Nikkei falls more than 2%
The Nikkei average fell more than 2 percent on Monday, extending its losses as Asian markets tumbled after Standard & Poor's downgraded the US sovereign debt rating.
The benchmark Nikkei was down 2.1 percent at 9,108.68 in early afternoon trade, while the broader Topix shed 2.2 per cent to 783.24.
Asian stock markets sink after US credit downgrade
Asian stocks dropped sharply Monday as the first-ever downgrade of the US government's credit rating jolted the global financial system, reinforcing fears of a rapid slowdown in economic growth.
Oil prices extended recent sharp losses, trading below $85 a barrel on expectations that slower global growth will crimp demand for crude.
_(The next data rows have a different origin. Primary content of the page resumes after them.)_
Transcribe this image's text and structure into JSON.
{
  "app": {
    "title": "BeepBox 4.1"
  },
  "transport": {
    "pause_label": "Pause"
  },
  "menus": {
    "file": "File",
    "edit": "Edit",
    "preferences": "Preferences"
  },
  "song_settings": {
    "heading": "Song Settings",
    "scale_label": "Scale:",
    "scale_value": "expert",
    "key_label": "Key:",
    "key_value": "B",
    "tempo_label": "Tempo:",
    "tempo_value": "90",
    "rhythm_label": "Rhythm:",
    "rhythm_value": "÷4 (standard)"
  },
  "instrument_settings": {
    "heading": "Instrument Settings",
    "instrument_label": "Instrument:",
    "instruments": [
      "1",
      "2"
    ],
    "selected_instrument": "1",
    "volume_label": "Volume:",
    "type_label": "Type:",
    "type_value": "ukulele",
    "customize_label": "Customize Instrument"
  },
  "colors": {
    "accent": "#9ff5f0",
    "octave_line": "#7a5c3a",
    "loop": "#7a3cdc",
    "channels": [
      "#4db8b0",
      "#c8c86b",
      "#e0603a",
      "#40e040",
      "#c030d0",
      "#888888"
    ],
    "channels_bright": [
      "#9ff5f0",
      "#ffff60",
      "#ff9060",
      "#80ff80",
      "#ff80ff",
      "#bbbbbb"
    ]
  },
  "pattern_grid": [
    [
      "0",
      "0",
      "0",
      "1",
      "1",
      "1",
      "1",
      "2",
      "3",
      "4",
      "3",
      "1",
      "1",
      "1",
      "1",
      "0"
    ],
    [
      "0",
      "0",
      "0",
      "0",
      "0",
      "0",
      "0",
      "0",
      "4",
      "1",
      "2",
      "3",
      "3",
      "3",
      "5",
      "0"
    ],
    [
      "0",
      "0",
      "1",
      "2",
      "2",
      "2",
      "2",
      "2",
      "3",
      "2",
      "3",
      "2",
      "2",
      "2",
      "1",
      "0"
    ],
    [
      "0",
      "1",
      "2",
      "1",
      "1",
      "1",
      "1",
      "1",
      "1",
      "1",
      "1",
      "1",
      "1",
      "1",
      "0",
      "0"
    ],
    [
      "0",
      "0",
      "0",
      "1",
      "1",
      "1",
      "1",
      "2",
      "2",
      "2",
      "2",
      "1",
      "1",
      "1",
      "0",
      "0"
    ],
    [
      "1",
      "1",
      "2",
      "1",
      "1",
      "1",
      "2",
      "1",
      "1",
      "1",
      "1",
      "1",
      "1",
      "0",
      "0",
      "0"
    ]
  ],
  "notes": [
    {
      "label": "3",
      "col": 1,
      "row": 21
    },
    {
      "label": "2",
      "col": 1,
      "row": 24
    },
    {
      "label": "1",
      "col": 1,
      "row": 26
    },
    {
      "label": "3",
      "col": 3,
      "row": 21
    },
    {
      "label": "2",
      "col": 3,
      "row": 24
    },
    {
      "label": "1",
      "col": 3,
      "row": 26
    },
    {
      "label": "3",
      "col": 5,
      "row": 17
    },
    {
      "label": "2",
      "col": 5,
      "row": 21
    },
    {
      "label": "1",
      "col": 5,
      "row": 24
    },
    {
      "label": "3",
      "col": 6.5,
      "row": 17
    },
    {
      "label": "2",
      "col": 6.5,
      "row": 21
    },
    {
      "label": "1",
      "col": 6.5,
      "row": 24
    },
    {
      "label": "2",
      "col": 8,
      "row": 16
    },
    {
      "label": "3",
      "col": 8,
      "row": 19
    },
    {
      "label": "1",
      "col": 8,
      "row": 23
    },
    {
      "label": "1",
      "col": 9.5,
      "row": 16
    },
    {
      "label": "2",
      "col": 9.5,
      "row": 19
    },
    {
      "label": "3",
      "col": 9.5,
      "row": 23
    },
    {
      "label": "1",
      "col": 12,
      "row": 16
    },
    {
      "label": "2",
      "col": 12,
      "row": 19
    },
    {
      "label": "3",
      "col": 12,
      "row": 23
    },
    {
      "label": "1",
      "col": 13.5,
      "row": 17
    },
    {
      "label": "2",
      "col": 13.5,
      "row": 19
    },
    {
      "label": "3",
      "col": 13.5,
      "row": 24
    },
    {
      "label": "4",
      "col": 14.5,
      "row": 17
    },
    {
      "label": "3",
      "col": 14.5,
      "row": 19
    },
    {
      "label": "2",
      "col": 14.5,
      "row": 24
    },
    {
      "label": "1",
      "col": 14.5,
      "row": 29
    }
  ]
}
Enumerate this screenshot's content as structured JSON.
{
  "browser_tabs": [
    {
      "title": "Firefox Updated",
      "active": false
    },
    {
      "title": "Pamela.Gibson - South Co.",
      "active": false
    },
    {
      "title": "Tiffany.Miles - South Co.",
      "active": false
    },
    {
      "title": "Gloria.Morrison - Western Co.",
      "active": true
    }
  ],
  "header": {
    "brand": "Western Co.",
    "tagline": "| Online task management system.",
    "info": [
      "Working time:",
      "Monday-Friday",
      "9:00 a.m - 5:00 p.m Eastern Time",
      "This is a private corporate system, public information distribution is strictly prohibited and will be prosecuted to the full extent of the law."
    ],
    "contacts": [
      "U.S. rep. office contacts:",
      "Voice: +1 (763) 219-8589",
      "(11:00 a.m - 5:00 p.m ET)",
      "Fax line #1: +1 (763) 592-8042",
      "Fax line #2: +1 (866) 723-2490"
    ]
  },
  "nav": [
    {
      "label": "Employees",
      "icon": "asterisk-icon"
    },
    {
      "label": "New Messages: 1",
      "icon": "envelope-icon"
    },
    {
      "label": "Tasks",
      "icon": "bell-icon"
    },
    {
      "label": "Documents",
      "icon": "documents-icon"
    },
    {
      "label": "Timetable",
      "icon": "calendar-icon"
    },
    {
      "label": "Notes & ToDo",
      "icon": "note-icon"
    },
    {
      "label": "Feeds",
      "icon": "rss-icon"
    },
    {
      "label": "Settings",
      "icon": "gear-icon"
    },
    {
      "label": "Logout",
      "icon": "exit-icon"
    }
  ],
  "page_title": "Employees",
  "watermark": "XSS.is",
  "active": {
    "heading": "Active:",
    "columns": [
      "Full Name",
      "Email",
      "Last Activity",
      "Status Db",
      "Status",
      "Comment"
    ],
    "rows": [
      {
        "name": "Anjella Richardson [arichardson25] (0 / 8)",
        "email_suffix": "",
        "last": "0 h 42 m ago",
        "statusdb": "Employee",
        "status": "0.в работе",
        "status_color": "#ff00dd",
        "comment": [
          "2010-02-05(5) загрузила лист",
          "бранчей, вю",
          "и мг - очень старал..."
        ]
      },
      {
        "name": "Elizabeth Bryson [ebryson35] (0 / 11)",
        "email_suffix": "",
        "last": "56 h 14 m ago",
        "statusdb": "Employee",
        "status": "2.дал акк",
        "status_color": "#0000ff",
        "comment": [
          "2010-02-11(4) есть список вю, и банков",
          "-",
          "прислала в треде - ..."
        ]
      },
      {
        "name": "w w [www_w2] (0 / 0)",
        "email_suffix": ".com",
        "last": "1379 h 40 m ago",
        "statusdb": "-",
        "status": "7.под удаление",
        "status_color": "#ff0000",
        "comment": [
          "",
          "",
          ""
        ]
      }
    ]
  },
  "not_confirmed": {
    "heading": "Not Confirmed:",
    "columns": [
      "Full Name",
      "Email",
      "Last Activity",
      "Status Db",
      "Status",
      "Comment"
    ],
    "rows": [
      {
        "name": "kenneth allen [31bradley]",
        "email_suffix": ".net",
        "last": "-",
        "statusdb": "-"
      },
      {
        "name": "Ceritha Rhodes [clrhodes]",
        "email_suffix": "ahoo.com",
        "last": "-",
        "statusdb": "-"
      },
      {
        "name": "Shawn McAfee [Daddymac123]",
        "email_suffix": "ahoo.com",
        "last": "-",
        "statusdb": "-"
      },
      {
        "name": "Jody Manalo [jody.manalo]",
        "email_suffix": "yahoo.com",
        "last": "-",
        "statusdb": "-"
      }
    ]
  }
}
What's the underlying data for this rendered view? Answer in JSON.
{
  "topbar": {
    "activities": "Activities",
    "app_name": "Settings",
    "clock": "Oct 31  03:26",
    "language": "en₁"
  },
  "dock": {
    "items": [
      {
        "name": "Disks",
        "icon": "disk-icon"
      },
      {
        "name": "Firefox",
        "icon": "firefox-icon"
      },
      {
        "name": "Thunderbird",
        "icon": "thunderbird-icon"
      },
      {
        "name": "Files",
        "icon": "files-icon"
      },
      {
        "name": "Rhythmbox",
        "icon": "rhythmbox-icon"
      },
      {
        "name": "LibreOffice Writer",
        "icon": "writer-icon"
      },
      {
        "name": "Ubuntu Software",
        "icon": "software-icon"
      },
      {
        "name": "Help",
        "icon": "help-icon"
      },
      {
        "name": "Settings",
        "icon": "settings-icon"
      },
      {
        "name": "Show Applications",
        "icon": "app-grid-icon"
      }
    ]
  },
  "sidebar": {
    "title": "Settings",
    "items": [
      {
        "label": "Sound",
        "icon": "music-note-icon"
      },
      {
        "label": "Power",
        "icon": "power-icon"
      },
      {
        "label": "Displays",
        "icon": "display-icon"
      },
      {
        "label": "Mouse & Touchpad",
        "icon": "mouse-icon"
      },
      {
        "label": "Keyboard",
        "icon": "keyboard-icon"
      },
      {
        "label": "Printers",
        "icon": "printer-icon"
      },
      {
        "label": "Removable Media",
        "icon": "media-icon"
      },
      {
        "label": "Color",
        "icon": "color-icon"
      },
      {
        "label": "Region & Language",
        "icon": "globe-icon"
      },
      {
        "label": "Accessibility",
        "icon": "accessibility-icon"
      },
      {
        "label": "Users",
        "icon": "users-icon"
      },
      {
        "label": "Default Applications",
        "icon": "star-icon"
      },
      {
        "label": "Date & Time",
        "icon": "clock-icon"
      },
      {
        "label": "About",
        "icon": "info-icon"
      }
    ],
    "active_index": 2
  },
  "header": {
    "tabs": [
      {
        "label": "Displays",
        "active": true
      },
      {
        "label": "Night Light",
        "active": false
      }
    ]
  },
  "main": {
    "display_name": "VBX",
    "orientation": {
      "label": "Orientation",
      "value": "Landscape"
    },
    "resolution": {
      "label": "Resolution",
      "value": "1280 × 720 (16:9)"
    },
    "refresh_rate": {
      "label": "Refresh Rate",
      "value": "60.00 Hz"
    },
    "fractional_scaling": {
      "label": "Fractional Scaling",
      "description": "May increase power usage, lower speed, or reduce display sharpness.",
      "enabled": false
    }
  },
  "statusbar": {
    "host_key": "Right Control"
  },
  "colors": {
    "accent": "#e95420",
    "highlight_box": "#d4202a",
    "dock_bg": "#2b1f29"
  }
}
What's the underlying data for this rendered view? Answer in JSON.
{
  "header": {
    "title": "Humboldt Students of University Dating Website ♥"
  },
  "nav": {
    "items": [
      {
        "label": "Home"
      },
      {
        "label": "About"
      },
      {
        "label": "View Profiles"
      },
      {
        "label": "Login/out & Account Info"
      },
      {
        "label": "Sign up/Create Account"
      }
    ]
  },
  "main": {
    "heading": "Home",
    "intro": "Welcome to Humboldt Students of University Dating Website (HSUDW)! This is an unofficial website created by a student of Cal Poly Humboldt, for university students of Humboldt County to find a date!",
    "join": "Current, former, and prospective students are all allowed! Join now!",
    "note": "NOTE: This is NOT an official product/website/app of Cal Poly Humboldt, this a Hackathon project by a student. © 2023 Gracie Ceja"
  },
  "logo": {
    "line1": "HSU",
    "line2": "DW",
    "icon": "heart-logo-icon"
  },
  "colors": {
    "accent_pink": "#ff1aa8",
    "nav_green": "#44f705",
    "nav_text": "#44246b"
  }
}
The dollar was lower against the yen and the euro.
Among the major Asian markets, Hong Kong's Hang Seng tumbled 4 per cent to 20,109.49 and South Korea's Kospi slid 3.3 per cent to 1,879.93. Japan's Nikkei 225 stock average was down 1.3 per cent to 9,178.03 by its midday break.
Futures pointed to losses on Wall Street when it opens Monday. Dow futures were off 225 points, or 2 per cent, at 11,177 and broader S&P 500 futures shed 25.5 points, or 2.1 percent, to 1,172.42.
Standard & Poor's downgrade of the U.S. sovereign credit rating to AA+ from the top-notch AAA, announced late Friday, was yet another blow to confidence in the struggling U.S. economy. It adds to growing fears that the world's No. 1 economy may be headed back into recession.
Those anxieties have been compounded by signs that Europe's government debt crisis is threatening to engulf bigger economies such as Italy and Spain.
David Cohen of Action Economics in Singapore said the downgrade caused already nervous investors to flee riskier assets such as stocks but need not derail the U.S. economic recovery even if it is sluggish.
"Clearly, the downgrade fed the anxiety that was evident in global markets last week," Cohen said. "But we need not see another global financial crisis as long as people can calm down quickly enough."
Elsewhere in Asia, Australia's S&P/ASX 200 index dropped 1.8 per cent to 4,030.80. Singapore's benchmark dived 3.7 per cent, Taiwan's market slid 2.6 per cent and China's Shanghai Composite shed 3 per cent.
"I think it's still a matter of people being cautious given they don't really know how wildly these overseas markets will respond," Westpac Banking Corp. chief economist Bill Evans told Australian Broadcasting Corp. television.
"I would expect people will take the risk off the table at the moment waiting for some more clarity in those two big issues: how will the US respond to the downgrade and will the Europeans settle down these concerns in Europe?" he said.
Meanwhile, a flurry of weekend activity by global finance officials gave rise to hopes of coordinated action to prevent a market meltdown.
Seeking to calm the panic spreading across financial markets, finance officials from the Group of Seven industrial countries issued a joint statement late Sunday saying they were committed to taking all necessary measures to support financial stability and growth.
The G-7 statement came after the group held an emergency conference call to discuss the debt crisis in Europe and market prospects following the announcement of the first-ever downgrade of the credit rating of the US government.
The European Central Bank, meanwhile, said it will "actively implement" a bond-purchase program that could boost Spanish and Italian bonds and drive down interest yields that threaten those countries with financial disaster.
The burst of activity underscored how government debt levels in Europe and the U.S. have unsettled financial markets — and sharpened fears that debt troubles could derail the global recovery from the 2007-2009 financial crisis.
The Dow fell 5.8 per cent last week amid dour U.S. economic news. It plunged 513 points on Thursday alone, the worst day for the Dow since the global financial crisis erupted in 2008.
Benchmark oil for September delivery was down $2.31 to $84.57 a barrel in electronic trading on the New York Mercantile Exchange. Crude rose 25 cents to settle at $86.88 on Friday.
In London, Brent crude was down $2.46 at $106.91 per barrel on the ICE Futures exchange.
In currencies, the dollar weakened to 78.11 yen from 78.34 yen late Friday in New York. The euro rose to $1.4331 from $1.4265.